Dr. Nussbaum led a long and varied career that began with two decades at Harvard Medical School and Massachusetts General Hospital. There, he led the Clinical Endocrine Group Practice, a place that became a training ground for many leaders in American medicine.

His time at the endocrine group coincided with the birth of molecular endocrinology, and his work helped unlock many of the secrets of how parathyroid hormone operates, binds to receptors and helps control calcium levels and bone health. His research paved the way for the creation of synthetic parathyroid hormone and other drugs and treatments for osteoporosis.

At Mass General, his attentive, generous, and soft-spoken bedside manner earned him the gratitude and loyalty of patients, who would occasionally render payment in the form of live lobsters and Red Sox tickets.

His leadership of the endocrine group led him to health care management, where he became chairman of the board of the troubled HMO Bay State Health Care, and orchestrated its merger with Blue Cross Blue Shield of Massachusetts, where he became chief medical officer.

In subsequent years, he served as executive vice president of BJC Health Care in St.

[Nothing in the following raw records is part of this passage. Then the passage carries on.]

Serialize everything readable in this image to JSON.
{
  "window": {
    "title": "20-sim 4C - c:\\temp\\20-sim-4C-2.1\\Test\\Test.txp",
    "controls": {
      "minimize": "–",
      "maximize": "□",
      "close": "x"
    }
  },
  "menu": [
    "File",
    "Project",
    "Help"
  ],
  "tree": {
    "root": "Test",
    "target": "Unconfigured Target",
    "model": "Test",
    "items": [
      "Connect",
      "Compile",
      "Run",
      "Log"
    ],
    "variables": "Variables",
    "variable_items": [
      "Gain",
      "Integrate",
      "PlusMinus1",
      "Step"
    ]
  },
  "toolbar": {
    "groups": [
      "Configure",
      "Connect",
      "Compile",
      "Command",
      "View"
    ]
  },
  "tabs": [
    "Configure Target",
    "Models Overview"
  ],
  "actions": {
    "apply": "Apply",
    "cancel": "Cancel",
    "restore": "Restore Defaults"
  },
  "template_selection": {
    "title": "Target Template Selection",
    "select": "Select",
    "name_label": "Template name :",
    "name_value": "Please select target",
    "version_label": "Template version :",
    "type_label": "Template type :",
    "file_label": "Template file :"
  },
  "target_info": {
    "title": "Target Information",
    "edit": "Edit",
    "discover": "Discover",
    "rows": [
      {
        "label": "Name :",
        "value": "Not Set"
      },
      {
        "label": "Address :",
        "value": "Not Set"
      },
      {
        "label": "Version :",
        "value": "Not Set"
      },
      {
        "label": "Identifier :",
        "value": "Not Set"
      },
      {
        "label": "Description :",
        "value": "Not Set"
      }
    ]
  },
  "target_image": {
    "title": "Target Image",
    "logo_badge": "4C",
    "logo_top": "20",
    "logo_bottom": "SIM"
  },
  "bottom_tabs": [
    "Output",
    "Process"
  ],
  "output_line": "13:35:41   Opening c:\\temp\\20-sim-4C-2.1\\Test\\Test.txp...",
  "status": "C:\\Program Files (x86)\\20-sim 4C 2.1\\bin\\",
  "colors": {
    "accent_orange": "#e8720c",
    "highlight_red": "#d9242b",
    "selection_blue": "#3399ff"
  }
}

Louis, Mo., and executive vice president and chief medical officer for Anthem, Inc. While at Anthem, Dr. Nussbaum received the 2004 Physician Executive Award of Excellence from the American College of Physician Executives and Modern Physician magazine, and was recognized by Modern Healthcare as one of the 50 most influential physician executives in health care.

He brought to those roles a tireless commitment to patient advocacy and population health. He worked to ensure that the insurance industry embraced and covered new therapies. He immersed himself in patient outcome data to advocate for greater precision in treating individuals and populations.

After retiring from Anthem, he advised startups, biotech firms, publicly traded companies and pension funds. Of particular interest to him were companies developing tests that would allow for the early detection of major diseases.

He grew up in Kingston, N.Y., the middle of three children. He spent summers working at his family’s hotel in the Catskills, the Bonnie View.

After finishing Kingston high school in three years, he matriculated to the Scholars Program at New York University, where he met Rhoda. He received his MD from Mount Sinai School of Medicine, graduating first in his class. He trained in internal medicine at Stanford University and Massachusetts General Hospital and in endocrinology at Harvard Medical School and Massachusetts General Hospital.

He is survived by his wife of 52 years, Rhoda Kahn Nussbaum; son Jeffrey; daughters Cara and her husband Scott Fudemberg and Barrie and her husband Dan Levine; six grandchildren, two nieces, Lisa and Jessica, and five grand-nieces and nephews. He is also survived by his sister Ila and her husband John Falvey; brother Bruce Nussbaum; two surprisingly devoted cats, and several dozen jars of his homegrown raspberry jam.

One of his favorite sayings was that life was lived in three phases: learning, earning, and, through mentorship, teaching, and charity, returning.

A memorial service will be held at the Martha’s Vineyard Hebrew Center on Wednesday, Sept. 29.

Donaations can be made to the Nussbaum Family fund at Felix Neck Wildlife Sanctuary, the MV Hebrew Center Summer Institute, or to a charity of choice.